Active Directory change auditing is a mission critical component for compliance regulations such as HIPAA, PCI, NERC, & SOX. StealthINTERCEPT Directory Authority provides real-time, in-line monitoring, blocking, reporting, alerting, and forensics on any and all changes within Active Directory, including changes to Group Policy Objects. Clearly understand the Who? What? Where? When?™ of what’s occurring within your mission-critical application with instant alerts, before and after value comparison, and a high-powered Rules Engine providing complete control over any object, setting, or configuration.
Domain Administrators hold the keys to the kingdom. Especially in large, geographically distributed organizations with follow-the-sun domain administration, it’s critical to understand not only who is capable of making changes, but what these highly privileged individuals are doing with their almost unlimited access to organizational resources and assets.
StealthINTERCEPT Directory Authority allows organizations to monitor admin activity without any concern that forensic data can be tampered with or that tracks can be hidden. Leveraging StealthINTERCEPT’s advanced, in-line change and access prevention technology, organizations can now prevent privileged users from accessing any resource of their choosing.
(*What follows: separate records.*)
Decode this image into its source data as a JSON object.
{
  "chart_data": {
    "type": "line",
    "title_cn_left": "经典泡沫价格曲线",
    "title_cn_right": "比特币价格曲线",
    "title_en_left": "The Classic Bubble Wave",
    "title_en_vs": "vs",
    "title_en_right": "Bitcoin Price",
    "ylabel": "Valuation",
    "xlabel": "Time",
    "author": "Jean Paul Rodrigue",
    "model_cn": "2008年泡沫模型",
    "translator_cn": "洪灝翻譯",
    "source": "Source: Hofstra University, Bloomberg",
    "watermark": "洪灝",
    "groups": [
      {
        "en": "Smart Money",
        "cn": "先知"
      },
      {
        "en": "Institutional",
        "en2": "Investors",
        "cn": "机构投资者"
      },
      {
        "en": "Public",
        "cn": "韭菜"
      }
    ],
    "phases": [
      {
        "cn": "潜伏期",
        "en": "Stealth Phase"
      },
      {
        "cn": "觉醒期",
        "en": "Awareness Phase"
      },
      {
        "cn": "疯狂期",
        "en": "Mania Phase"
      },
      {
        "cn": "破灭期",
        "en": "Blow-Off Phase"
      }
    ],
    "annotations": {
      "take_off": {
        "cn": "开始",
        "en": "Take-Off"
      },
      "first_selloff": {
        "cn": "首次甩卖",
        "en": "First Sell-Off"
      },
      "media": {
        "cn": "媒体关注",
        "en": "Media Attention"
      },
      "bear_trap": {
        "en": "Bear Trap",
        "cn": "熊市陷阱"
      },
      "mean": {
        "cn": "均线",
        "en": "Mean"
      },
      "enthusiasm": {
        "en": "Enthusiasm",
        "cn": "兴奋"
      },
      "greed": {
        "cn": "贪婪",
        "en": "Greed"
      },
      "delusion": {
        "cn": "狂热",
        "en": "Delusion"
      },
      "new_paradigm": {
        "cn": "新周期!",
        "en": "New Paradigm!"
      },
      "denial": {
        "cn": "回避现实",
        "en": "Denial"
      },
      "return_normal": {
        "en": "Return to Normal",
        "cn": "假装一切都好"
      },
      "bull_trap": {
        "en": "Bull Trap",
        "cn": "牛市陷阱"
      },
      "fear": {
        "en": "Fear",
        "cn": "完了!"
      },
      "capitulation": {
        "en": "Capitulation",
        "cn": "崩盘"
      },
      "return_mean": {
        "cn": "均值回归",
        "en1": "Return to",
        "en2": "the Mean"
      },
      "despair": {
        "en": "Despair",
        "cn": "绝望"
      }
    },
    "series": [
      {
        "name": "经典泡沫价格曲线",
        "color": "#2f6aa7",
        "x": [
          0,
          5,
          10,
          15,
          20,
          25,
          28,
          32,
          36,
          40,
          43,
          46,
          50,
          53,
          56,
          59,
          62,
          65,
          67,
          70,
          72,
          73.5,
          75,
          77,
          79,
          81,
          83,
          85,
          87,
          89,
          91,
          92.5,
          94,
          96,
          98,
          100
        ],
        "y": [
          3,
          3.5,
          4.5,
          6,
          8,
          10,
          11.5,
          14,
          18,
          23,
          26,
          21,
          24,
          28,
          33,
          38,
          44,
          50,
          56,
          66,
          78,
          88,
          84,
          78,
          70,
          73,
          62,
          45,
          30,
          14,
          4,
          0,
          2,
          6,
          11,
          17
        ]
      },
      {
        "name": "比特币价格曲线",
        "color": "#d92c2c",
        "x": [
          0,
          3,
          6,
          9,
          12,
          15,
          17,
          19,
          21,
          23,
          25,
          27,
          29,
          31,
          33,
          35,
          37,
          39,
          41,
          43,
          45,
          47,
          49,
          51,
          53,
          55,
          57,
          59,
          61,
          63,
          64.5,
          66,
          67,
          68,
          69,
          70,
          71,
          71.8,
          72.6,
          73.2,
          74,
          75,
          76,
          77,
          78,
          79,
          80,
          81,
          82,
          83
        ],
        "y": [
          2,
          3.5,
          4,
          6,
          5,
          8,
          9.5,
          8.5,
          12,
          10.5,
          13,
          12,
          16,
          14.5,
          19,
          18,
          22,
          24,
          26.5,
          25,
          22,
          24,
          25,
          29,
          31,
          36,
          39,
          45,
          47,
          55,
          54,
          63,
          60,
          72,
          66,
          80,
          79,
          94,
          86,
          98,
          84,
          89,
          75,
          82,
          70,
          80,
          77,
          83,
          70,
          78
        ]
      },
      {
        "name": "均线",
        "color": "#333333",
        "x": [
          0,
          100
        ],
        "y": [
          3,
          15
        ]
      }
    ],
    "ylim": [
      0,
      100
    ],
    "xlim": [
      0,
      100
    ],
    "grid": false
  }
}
Even when changes are modeled and tested prior to production implementation, changes can many times have unintended effects in the real world. In scenarios where unintended change has occurred, administrators typically struggle to identify what exactly changed and are otherwise out of luck in finding this information easily if their native event logs have already rolled. As a result, administrators need the ability to capture change activity and view it in a logical manner to find the one event (not 12 lines of events from the security log) that caused the problem, so they can quickly resolve the issue by rolling back the change to the previous value.
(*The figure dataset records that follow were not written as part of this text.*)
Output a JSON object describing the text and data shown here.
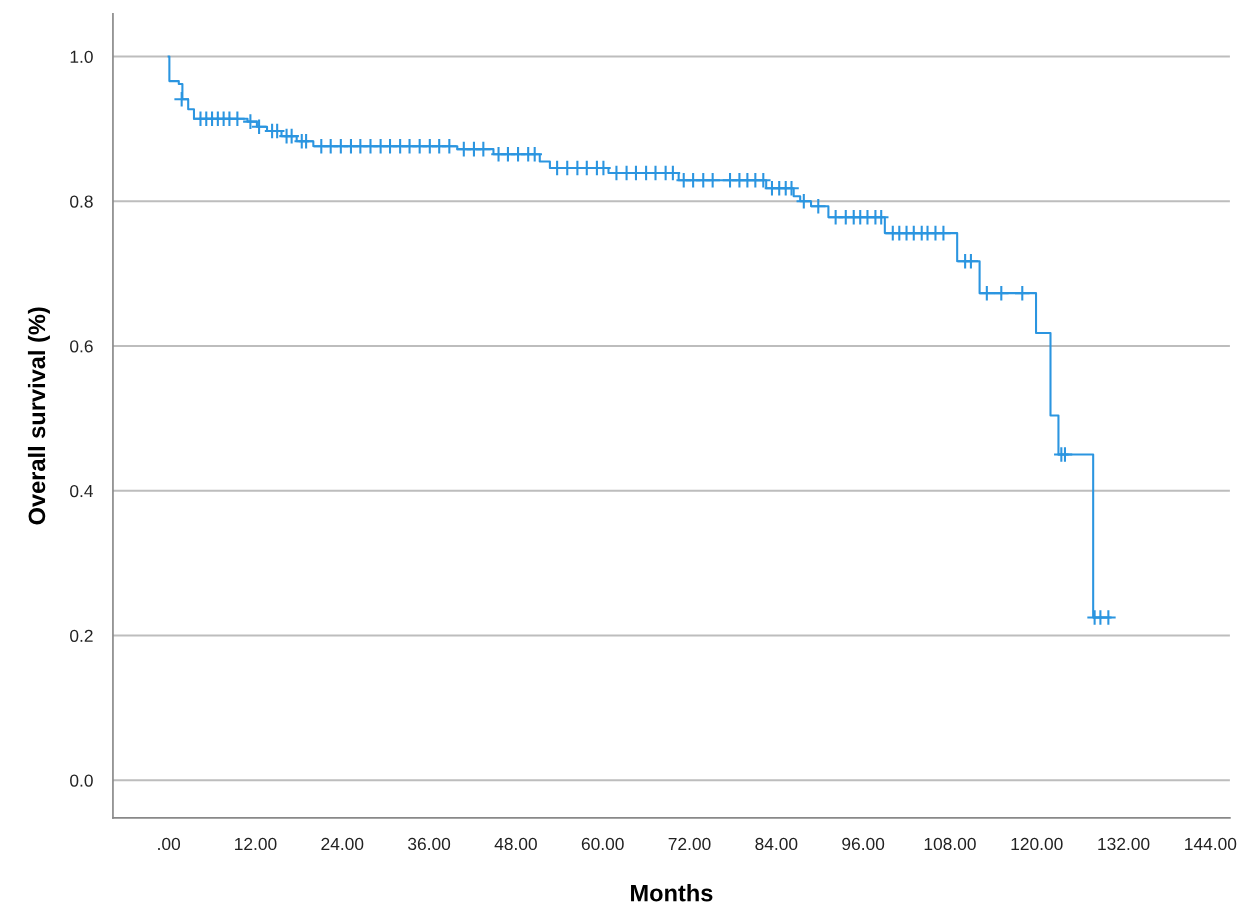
{
  "chart_data": {
    "type": "step",
    "xlabel": "Months",
    "ylabel": "Overall survival (%)",
    "xlim": [
      -7.7,
      146.7
    ],
    "ylim": [
      -0.052,
      1.059
    ],
    "xticks": [
      {
        "value": 0,
        "label": ".00"
      },
      {
        "value": 12,
        "label": "12.00"
      },
      {
        "value": 24,
        "label": "24.00"
      },
      {
        "value": 36,
        "label": "36.00"
      },
      {
        "value": 48,
        "label": "48.00"
      },
      {
        "value": 60,
        "label": "60.00"
      },
      {
        "value": 72,
        "label": "72.00"
      },
      {
        "value": 84,
        "label": "84.00"
      },
      {
        "value": 96,
        "label": "96.00"
      },
      {
        "value": 108,
        "label": "108.00"
      },
      {
        "value": 120,
        "label": "120.00"
      },
      {
        "value": 132,
        "label": "132.00"
      },
      {
        "value": 144,
        "label": "144.00"
      }
    ],
    "yticks": [
      {
        "value": 0,
        "label": "0.0"
      },
      {
        "value": 0.2,
        "label": "0.2"
      },
      {
        "value": 0.4,
        "label": "0.4"
      },
      {
        "value": 0.6,
        "label": "0.6"
      },
      {
        "value": 0.8,
        "label": "0.8"
      },
      {
        "value": 1,
        "label": "1.0"
      }
    ],
    "grid": "y",
    "series": [
      {
        "color": "#2b95e0",
        "x": [
          0,
          0.1,
          1.4,
          1.9,
          2.7,
          3.5,
          10.9,
          12.2,
          13.6,
          15.6,
          17.7,
          20.0,
          39.9,
          44.9,
          51.3,
          52.7,
          60.8,
          70.5,
          82.6,
          86.4,
          87.3,
          88.8,
          91.2,
          99.0,
          109.0,
          112.1,
          119.9,
          121.9,
          123.0,
          127.8,
          130.2
        ],
        "values": [
          1.0,
          0.966,
          0.962,
          0.941,
          0.927,
          0.914,
          0.91,
          0.903,
          0.897,
          0.89,
          0.883,
          0.876,
          0.872,
          0.865,
          0.855,
          0.846,
          0.839,
          0.829,
          0.818,
          0.807,
          0.8,
          0.793,
          0.778,
          0.756,
          0.717,
          0.673,
          0.618,
          0.504,
          0.45,
          0.225,
          0.225
        ]
      },
      {
        "type": "scatter",
        "marker": "cross",
        "color": "#2b95e0",
        "x": [
          1.8,
          4.4,
          5.2,
          6.0,
          6.8,
          7.6,
          8.4,
          9.5,
          11.3,
          12.5,
          14.3,
          15.0,
          16.3,
          17.0,
          18.4,
          19.0,
          21.1,
          22.4,
          23.8,
          25.2,
          26.5,
          27.9,
          29.3,
          30.6,
          32.0,
          33.3,
          34.7,
          36.1,
          37.4,
          38.8,
          40.8,
          42.2,
          43.5,
          45.6,
          46.9,
          48.3,
          49.7,
          50.6,
          53.7,
          55.1,
          56.5,
          57.8,
          59.2,
          60.1,
          61.9,
          63.3,
          64.6,
          66.0,
          67.3,
          68.7,
          69.7,
          71.2,
          72.5,
          73.9,
          75.2,
          77.6,
          78.9,
          80.0,
          81.1,
          82.2,
          83.4,
          84.4,
          85.3,
          86.1,
          87.8,
          89.8,
          92.2,
          93.6,
          94.7,
          95.6,
          96.6,
          97.7,
          98.5,
          100.1,
          101.0,
          102.0,
          103.0,
          104.1,
          104.9,
          106.0,
          107.1,
          110.1,
          110.9,
          113.1,
          115.1,
          118.0,
          123.4,
          123.9,
          128.0,
          128.8,
          129.9
        ],
        "values": [
          0.941,
          0.914,
          0.914,
          0.914,
          0.914,
          0.914,
          0.914,
          0.914,
          0.91,
          0.903,
          0.897,
          0.897,
          0.89,
          0.89,
          0.883,
          0.883,
          0.876,
          0.876,
          0.876,
          0.876,
          0.876,
          0.876,
          0.876,
          0.876,
          0.876,
          0.876,
          0.876,
          0.876,
          0.876,
          0.876,
          0.872,
          0.872,
          0.872,
          0.865,
          0.865,
          0.865,
          0.865,
          0.865,
          0.846,
          0.846,
          0.846,
          0.846,
          0.846,
          0.846,
          0.839,
          0.839,
          0.839,
          0.839,
          0.839,
          0.839,
          0.839,
          0.829,
          0.829,
          0.829,
          0.829,
          0.829,
          0.829,
          0.829,
          0.829,
          0.829,
          0.818,
          0.818,
          0.818,
          0.818,
          0.8,
          0.793,
          0.778,
          0.778,
          0.778,
          0.778,
          0.778,
          0.778,
          0.778,
          0.756,
          0.756,
          0.756,
          0.756,
          0.756,
          0.756,
          0.756,
          0.756,
          0.717,
          0.717,
          0.673,
          0.673,
          0.673,
          0.45,
          0.45,
          0.225,
          0.225,
          0.225
        ]
      }
    ]
  }
}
StealthINTERCEPT Directory Authority has been architected to maintain historical record of before-and-after values aligning to change activity. This information, used in conjunction with StealthINTERCEPT’s Rules Engine, provides administrators the ability to easily understand the exact change or changes made, and roll back changes to their previous values for expedient issue resolution.
Changes made to Group Policy Objects (GPOs) can have drastic and far-reaching effects within an organization, causing operational, security, and compliance issues that could take days or weeks to effectively remediate. Additionally, changes made to Group Policy are not easily decipherable via native logging facilities, making it nearly impossible to determine the exact change enacted and its associated impact across the environment.
StealthINTERCEPT Directory Authority provides surgical insight into Group Policy change activity, who made the change, in addition to the ability to prevent GPO changes from occurring in the first place.
Changes that are allowed to occur to critical objects, settings, or configurations within Active Directory may have affects that cannot be remedied through the reversal of the changes made, such as damage to corporate reputation or leakage of critical organizational assets.
StealthINTERCEPT Directory Authority works as an in-line process within Active Directory, blocking changes from occurring at the very moment changes are trying to take effect.
It’s important to record and be aware of ALL changes occurring within Active Directory, however, where IT lacks visibility and control is in understanding which changes require immediate attention or response.
StealthINTERCEPT Directory Authority’s built-in Rules Engine allows administrators to not only define what, whom, or where monitoring or blocking needs to occur, but elevate events of a particular criticality and others of their choosing to eliminate the frustration caused by false-positives and wasted time deciphering event meaning and impact.